The hip hop song, which speaks about plight of people in the war-torn country of Southern Sudan, debuted at No. 1 on the Christian and Gospel Music chart on iTunes. The single track is by Swoope and features music artists Lecrae, Tedashii and Jai.

"The song tries to put you in the place of people who are less fortunate but at the same time puts you in place where you feel that you need to be a voice for the voiceless," said Thomason.

His Voice Global, formerly known as His Voice For Sudan, was founded by Vernon and Amber Burger who have partnered with Evangelical Presbyterian Churches, an indigenous church network founded by Bishop Elias Taban in Southern Sudan.

For the past year and a half, The Village Church has been heavily vested in the north African country, working with EPC out of Yei to train pastors and ministers. The church has also sent some doctors and nurses to the country.

Matt Chandler, lead pastor of The Village Church, told The Christian Post that money raised for His Voice Global will go toward buying an 18-wheeler that will help generate business revenue to build and sustain the orphanage.

The truck will transfer goods between cities and the revenue provides salary for the staff, which includes widowed mothers, and food for about 100 orphans, he explained.

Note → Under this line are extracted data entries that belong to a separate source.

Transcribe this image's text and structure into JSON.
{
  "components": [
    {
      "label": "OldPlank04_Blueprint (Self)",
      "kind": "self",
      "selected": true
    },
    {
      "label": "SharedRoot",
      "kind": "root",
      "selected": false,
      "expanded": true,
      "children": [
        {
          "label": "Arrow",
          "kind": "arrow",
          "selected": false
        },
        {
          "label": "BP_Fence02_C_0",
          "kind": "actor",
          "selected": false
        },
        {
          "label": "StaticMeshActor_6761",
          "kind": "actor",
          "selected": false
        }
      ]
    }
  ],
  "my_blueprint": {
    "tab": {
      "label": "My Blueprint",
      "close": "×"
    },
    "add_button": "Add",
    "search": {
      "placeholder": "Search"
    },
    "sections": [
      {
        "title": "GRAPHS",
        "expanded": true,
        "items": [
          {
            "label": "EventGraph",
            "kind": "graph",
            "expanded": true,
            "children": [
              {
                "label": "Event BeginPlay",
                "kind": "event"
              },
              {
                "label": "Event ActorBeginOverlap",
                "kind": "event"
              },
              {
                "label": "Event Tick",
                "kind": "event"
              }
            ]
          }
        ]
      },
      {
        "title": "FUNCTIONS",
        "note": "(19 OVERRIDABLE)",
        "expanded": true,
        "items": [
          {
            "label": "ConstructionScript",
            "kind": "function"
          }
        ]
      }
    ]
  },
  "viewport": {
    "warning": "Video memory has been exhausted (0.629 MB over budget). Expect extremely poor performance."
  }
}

"We need to get it built and then it's self-sustained," said Chandler. "The idea is not just about creating a ministry and sustaining ministry but about creating jobs and stimulating the economy. In a place like Southern Sudan, this is ideal."

Both Village Church pastors recently traveled to the African country as part of their church's partnership with EPC to provide theological and church education training sessions to the local ministers. This was the church's 10th visit over the past year.

Chandler, who is currently undergoing chemotherapy for brain cancer, said his latest trip was a "humbling" experience.

Although Chandler said his last MRI scan showed him to be cancer-free, he said he will still receive chemotherapy as recommended by his doctors.

"Death over there is a part of life: a 36-year-old dying over there is not something that they would shake their fist at the heavens about. That's just a Tuesday," he said.

"It was good to breathe that air," added Chandler. "People there are more deeply aware of their own mortality than people here."

In addition to partnering with churches like The Village Church and Collision Records, His Voice Global plans to hold a silent auction in Dallas on Dec. 9 to raise funds for the new orphanage. The event will also show a screening of the documentary "The New Sudan," by NADUS Film.

"This is a reality in Sudan but this is also a reality that God has placed in America: that we can help also," said Thomason. "If we know we are going to be spending money and buying stuff, we should buy stuff that has a meaning behind it for the Gospel."